The phantom banker
Namibian authorities have called in the help of South African authorities to trace people who are suspected of having conned state companies out of at least R130-Â million of public funds under the guise of being investment managers.
The country’s Prosecutor General, Olivia Martha Imalwa, told a Namibian newspaper recently that she had mooted to South Africa’s Director of Public Prosecutions, Vusi Pikoli, that his department would be approached for assistance.
Recently, another Namibian newspaper reported that the Namibia Financial Institutions Supervisory Authority (Namfisa) has asked the Scorpions, South Africa’s crack investigation squad, for assistance in its search for the Namibian money. The Scorpions are waiting for a formal approach and an exchange of information before they go after the ring of so-called asset managers.
The appeal to the South Africans stems from cases in which two state-owned corporations transferred money (R30-million and R100-million in separate deals) to South African financial companies into what they had believed to be fixed and secured interest-bearing investments.
The Social Security Commission, a welfare organisation that derives its income from taxing workers to pay for maternity, sick, retirement and death benefits, gave R30-million to a Namibian company in January, which, in turn, passed R20-million on to a South African company to manage for four months.
Despite several promises, the Allan Rosenberg Investment Bank (ARIB), which received the money, has failed to return the funds.
Johannesburg-based Allan Rosenberg, who has been described in the Namibian courts as untrustworthy, reportedly owns ARIB. On Tuesday, the lawyers for the Social Security Commission announced in the Namibian High Court that Rosenberg’s Standard Bank account in South Africa had been frozen and that it has approached the Scorpions to trace Rosenberg. The Mail & Guardian could not trace ARIB on the list of registered South African companies.
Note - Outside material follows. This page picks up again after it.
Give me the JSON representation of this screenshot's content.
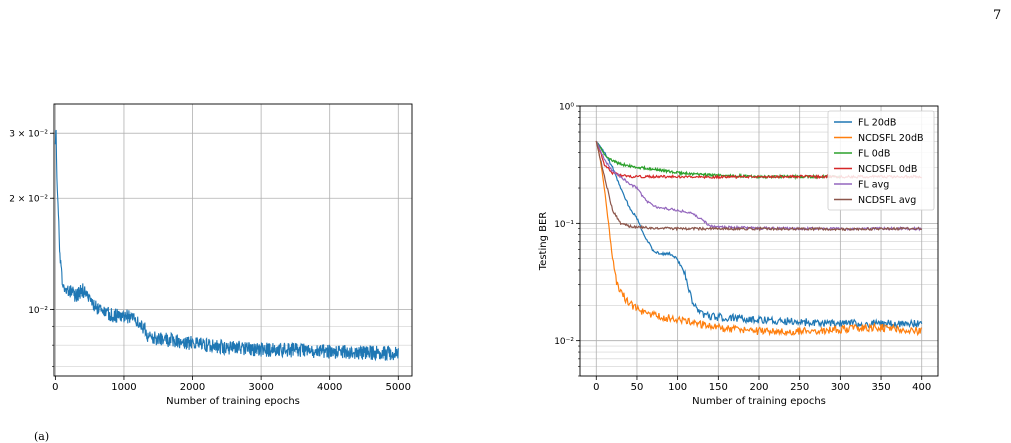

A posting on the Internet in 2003 warning of financial cons said about Allan Rosenberg Investment Bank that: “in reality he is a phantom”. Another posting says Rosenberg is the president of ARIB. Namibian authorities have no proof that ARIB even exists anywhere.
The high court heard this week that financial guarantees that Rosenberg gave through his Namibian link, Lazarus Kandara of Avid Investment, “are not worth the paper they are written on”.
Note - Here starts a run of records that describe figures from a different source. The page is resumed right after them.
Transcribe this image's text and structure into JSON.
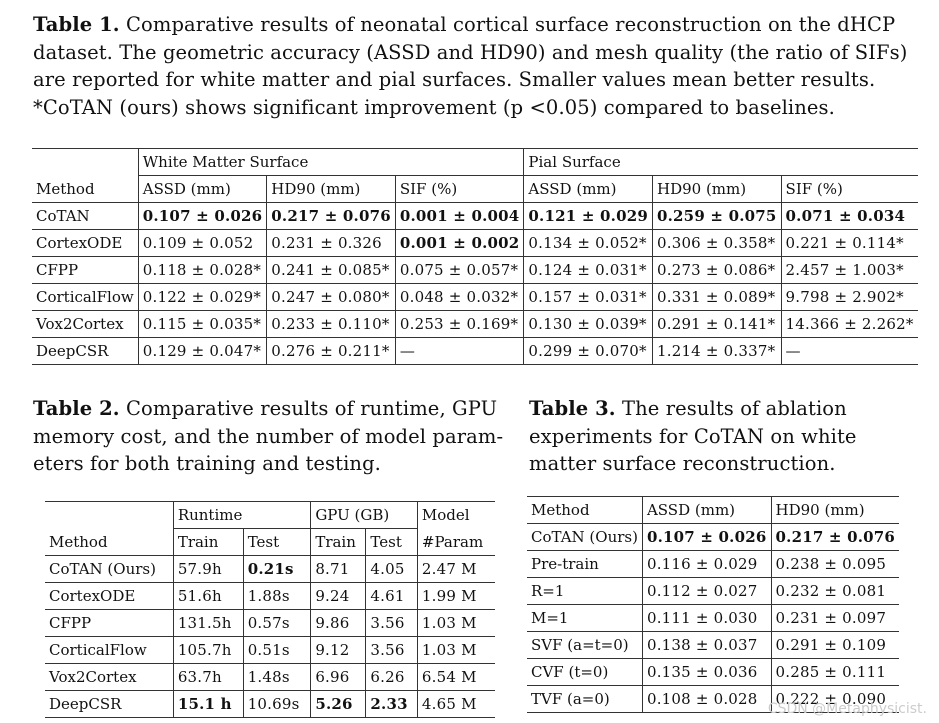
{
  "table1": {
    "caption_label": "Table 1.",
    "caption_text": [
      "Comparative results of neonatal cortical surface reconstruction on the dHCP",
      "dataset. The geometric accuracy (ASSD and HD90) and mesh quality (the ratio of SIFs)",
      "are reported for white matter and pial surfaces. Smaller values mean better results.",
      "*CoTAN (ours) shows significant improvement (p <0.05) compared to baselines."
    ],
    "group_headers": [
      "White Matter Surface",
      "Pial Surface"
    ],
    "method_header": "Method",
    "col_headers": [
      "ASSD (mm)",
      "HD90 (mm)",
      "SIF (%)",
      "ASSD (mm)",
      "HD90 (mm)",
      "SIF (%)"
    ],
    "rows": [
      {
        "method": "CoTAN",
        "cells": [
          "0.107 ± 0.026",
          "0.217 ± 0.076",
          "0.001 ± 0.004",
          "0.121 ± 0.029",
          "0.259 ± 0.075",
          "0.071 ± 0.034"
        ],
        "bold": [
          true,
          true,
          true,
          true,
          true,
          true
        ]
      },
      {
        "method": "CortexODE",
        "cells": [
          "0.109 ± 0.052",
          "0.231 ± 0.326",
          "0.001 ± 0.002",
          "0.134 ± 0.052*",
          "0.306 ± 0.358*",
          "0.221 ± 0.114*"
        ],
        "bold": [
          false,
          false,
          true,
          false,
          false,
          false
        ]
      },
      {
        "method": "CFPP",
        "cells": [
          "0.118 ± 0.028*",
          "0.241 ± 0.085*",
          "0.075 ± 0.057*",
          "0.124 ± 0.031*",
          "0.273 ± 0.086*",
          "2.457 ± 1.003*"
        ],
        "bold": [
          false,
          false,
          false,
          false,
          false,
          false
        ]
      },
      {
        "method": "CorticalFlow",
        "cells": [
          "0.122 ± 0.029*",
          "0.247 ± 0.080*",
          "0.048 ± 0.032*",
          "0.157 ± 0.031*",
          "0.331 ± 0.089*",
          "9.798 ± 2.902*"
        ],
        "bold": [
          false,
          false,
          false,
          false,
          false,
          false
        ]
      },
      {
        "method": "Vox2Cortex",
        "cells": [
          "0.115 ± 0.035*",
          "0.233 ± 0.110*",
          "0.253 ± 0.169*",
          "0.130 ± 0.039*",
          "0.291 ± 0.141*",
          "14.366 ± 2.262*"
        ],
        "bold": [
          false,
          false,
          false,
          false,
          false,
          false
        ]
      },
      {
        "method": "DeepCSR",
        "cells": [
          "0.129 ± 0.047*",
          "0.276 ± 0.211*",
          "—",
          "0.299 ± 0.070*",
          "1.214 ± 0.337*",
          "—"
        ],
        "bold": [
          false,
          false,
          false,
          false,
          false,
          false
        ]
      }
    ]
  },
  "table2": {
    "caption_label": "Table 2.",
    "caption_text": [
      "Comparative results of runtime, GPU",
      "memory cost, and the number of model param-",
      "eters for both training and testing."
    ],
    "group_headers": [
      "Runtime",
      "GPU (GB)",
      "Model"
    ],
    "method_header": "Method",
    "col_headers": [
      "Train",
      "Test",
      "Train",
      "Test",
      "#Param"
    ],
    "rows": [
      {
        "method": "CoTAN (Ours)",
        "cells": [
          "57.9h",
          "0.21s",
          "8.71",
          "4.05",
          "2.47 M"
        ],
        "bold": [
          false,
          true,
          false,
          false,
          false
        ]
      },
      {
        "method": "CortexODE",
        "cells": [
          "51.6h",
          "1.88s",
          "9.24",
          "4.61",
          "1.99 M"
        ],
        "bold": [
          false,
          false,
          false,
          false,
          false
        ]
      },
      {
        "method": "CFPP",
        "cells": [
          "131.5h",
          "0.57s",
          "9.86",
          "3.56",
          "1.03 M"
        ],
        "bold": [
          false,
          false,
          false,
          false,
          false
        ]
      },
      {
        "method": "CorticalFlow",
        "cells": [
          "105.7h",
          "0.51s",
          "9.12",
          "3.56",
          "1.03 M"
        ],
        "bold": [
          false,
          false,
          false,
          false,
          false
        ]
      },
      {
        "method": "Vox2Cortex",
        "cells": [
          "63.7h",
          "1.48s",
          "6.96",
          "6.26",
          "6.54 M"
        ],
        "bold": [
          false,
          false,
          false,
          false,
          false
        ]
      },
      {
        "method": "DeepCSR",
        "cells": [
          "15.1 h",
          "10.69s",
          "5.26",
          "2.33",
          "4.65 M"
        ],
        "bold": [
          true,
          false,
          true,
          true,
          false
        ]
      }
    ]
  },
  "table3": {
    "caption_label": "Table 3.",
    "caption_text": [
      "The results of ablation",
      "experiments for CoTAN on white",
      "matter surface reconstruction."
    ],
    "col_headers": [
      "Method",
      "ASSD (mm)",
      "HD90 (mm)"
    ],
    "rows": [
      {
        "method": "CoTAN (Ours)",
        "cells": [
          "0.107 ± 0.026",
          "0.217 ± 0.076"
        ],
        "bold": [
          true,
          true
        ]
      },
      {
        "method": "Pre-train",
        "cells": [
          "0.116 ± 0.029",
          "0.238 ± 0.095"
        ],
        "bold": [
          false,
          false
        ]
      },
      {
        "method": "R=1",
        "cells": [
          "0.112 ± 0.027",
          "0.232 ± 0.081"
        ],
        "bold": [
          false,
          false
        ]
      },
      {
        "method": "M=1",
        "cells": [
          "0.111 ± 0.030",
          "0.231 ± 0.097"
        ],
        "bold": [
          false,
          false
        ]
      },
      {
        "method": "SVF (a=t=0)",
        "cells": [
          "0.138 ± 0.037",
          "0.291 ± 0.109"
        ],
        "bold": [
          false,
          false
        ]
      },
      {
        "method": "CVF (t=0)",
        "cells": [
          "0.135 ± 0.036",
          "0.285 ± 0.111"
        ],
        "bold": [
          false,
          false
        ]
      },
      {
        "method": "TVF (a=0)",
        "cells": [
          "0.108 ± 0.028",
          "0.222 ± 0.090"
        ],
        "bold": [
          false,
          false
        ]
      }
    ]
  },
  "watermark": "CSDN @Metaphysicist."
}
The South African police have also been asked to arrest Kandara, a shady Namibian businessperson who transferred the social security money to Rosenberg. Kandara has been taunting the Namibian authorities, saying he is in South Africa and that he will return at the end of the month with the R20-million social security funds. Kandara runs Avid Investment, of which Deputy Minister in the Namibian Cabinet, Paulus Kapia, is a member. The company used its connections with the ruling party, Swapo, to pressure the Social Security Commission into entrusting it with the R30-million investments and even claimed that former Namibian president Sam Nujoma approved of the company and had shares in it. Swapo has dismissed the link to Nujoma, and it appears that the Avid owners had name-dropped to secure business.
The appeal to the Scorpions will include the R100-million failed investment given to another joint South Africa and Botswana outfit, Great Triangle Investments, by Offshore Development Company (ODC).
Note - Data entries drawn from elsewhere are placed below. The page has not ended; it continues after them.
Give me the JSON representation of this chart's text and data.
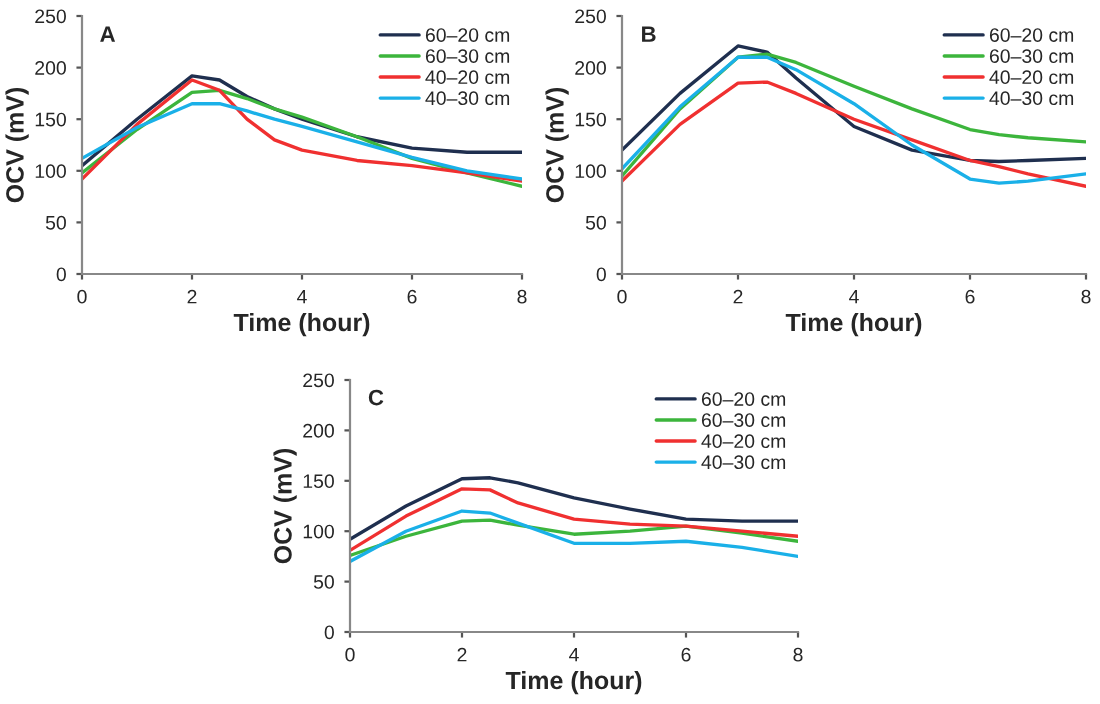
{
  "chart_data": [
    {
      "type": "line",
      "xlabel": "Time (hour)",
      "ylabel": "OCV (mV)",
      "annotations": [
        "A"
      ],
      "xlim": [
        0,
        8
      ],
      "xticks": [
        0,
        2,
        4,
        6,
        8
      ],
      "ylim": [
        0,
        250
      ],
      "yticks": [
        0,
        50,
        100,
        150,
        200,
        250
      ],
      "grid": false,
      "legend": "top right",
      "line_style": "solid",
      "marker": "none",
      "x": [
        0,
        1,
        2,
        2.5,
        3,
        3.5,
        4,
        5,
        6,
        7,
        8
      ],
      "series": [
        {
          "name": "60–20 cm",
          "color": "#1f2f4f",
          "values": [
            105,
            150,
            192,
            188,
            172,
            160,
            150,
            133,
            122,
            118,
            118
          ]
        },
        {
          "name": "60–30 cm",
          "color": "#3cb53c",
          "values": [
            98,
            140,
            176,
            178,
            170,
            160,
            152,
            133,
            112,
            98,
            85
          ]
        },
        {
          "name": "40–20 cm",
          "color": "#f03030",
          "values": [
            92,
            145,
            188,
            178,
            150,
            130,
            120,
            110,
            105,
            98,
            90
          ]
        },
        {
          "name": "40–30 cm",
          "color": "#1ab0e8",
          "values": [
            112,
            142,
            165,
            165,
            158,
            150,
            143,
            128,
            113,
            100,
            92
          ]
        }
      ]
    },
    {
      "type": "line",
      "xlabel": "Time (hour)",
      "ylabel": "OCV (mV)",
      "annotations": [
        "B"
      ],
      "xlim": [
        0,
        8
      ],
      "xticks": [
        0,
        2,
        4,
        6,
        8
      ],
      "ylim": [
        0,
        250
      ],
      "yticks": [
        0,
        50,
        100,
        150,
        200,
        250
      ],
      "grid": false,
      "legend": "top right",
      "line_style": "solid",
      "marker": "none",
      "x": [
        0,
        1,
        2,
        2.5,
        3,
        4,
        5,
        6,
        6.5,
        7,
        8
      ],
      "series": [
        {
          "name": "60–20 cm",
          "color": "#1f2f4f",
          "values": [
            120,
            175,
            221,
            215,
            190,
            143,
            120,
            110,
            109,
            110,
            112
          ]
        },
        {
          "name": "60–30 cm",
          "color": "#3cb53c",
          "values": [
            95,
            160,
            210,
            213,
            205,
            182,
            160,
            140,
            135,
            132,
            128
          ]
        },
        {
          "name": "40–20 cm",
          "color": "#f03030",
          "values": [
            90,
            145,
            185,
            186,
            175,
            150,
            130,
            110,
            104,
            97,
            85
          ]
        },
        {
          "name": "40–30 cm",
          "color": "#1ab0e8",
          "values": [
            102,
            162,
            210,
            210,
            198,
            165,
            125,
            92,
            88,
            90,
            97
          ]
        }
      ]
    },
    {
      "type": "line",
      "xlabel": "Time (hour)",
      "ylabel": "OCV (mV)",
      "annotations": [
        "C"
      ],
      "xlim": [
        0,
        8
      ],
      "xticks": [
        0,
        2,
        4,
        6,
        8
      ],
      "ylim": [
        0,
        250
      ],
      "yticks": [
        0,
        50,
        100,
        150,
        200,
        250
      ],
      "grid": false,
      "legend": "top right",
      "line_style": "solid",
      "marker": "none",
      "x": [
        0,
        1,
        2,
        2.5,
        3,
        4,
        5,
        6,
        7,
        8
      ],
      "series": [
        {
          "name": "60–20 cm",
          "color": "#1f2f4f",
          "values": [
            92,
            125,
            152,
            153,
            148,
            133,
            122,
            112,
            110,
            110
          ]
        },
        {
          "name": "60–30 cm",
          "color": "#3cb53c",
          "values": [
            76,
            95,
            110,
            111,
            106,
            97,
            100,
            105,
            98,
            90
          ]
        },
        {
          "name": "40–20 cm",
          "color": "#f03030",
          "values": [
            81,
            115,
            142,
            141,
            128,
            112,
            107,
            105,
            100,
            95
          ]
        },
        {
          "name": "40–30 cm",
          "color": "#1ab0e8",
          "values": [
            70,
            100,
            120,
            118,
            108,
            88,
            88,
            90,
            84,
            75
          ]
        }
      ]
    }
  ]
}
The ODC is located in the Namibian Ministry of Trade and Industry that was set up to promote free-trade zones. It transferred the money in several tranches between August 2003 and January 2004 into what the ODC has described as a secure interest bearing “financial instrument”. Not a cent has been repaid on the investments that were to mature by the middle of last year.
Great Triangle Investments does not exist in South Africa and its company secretaries in Botswana say the key director in that country died two years ago. The chairperson of the company, a South African director who calls himself Professor Philip Fourie, does not answer his cellphone and the company’s East London office telephone numbers are out of order.
The two investments appear to be part of a broader scam in which gullible executives of state-owned companies in Namibia were duped. It is increasingly becoming clear that the scam is run by an international network of financial conmen. Several Namibians, including Kapia, have been accused of receiving kickbacks from funds that should have been invested in fixed deposits accounts.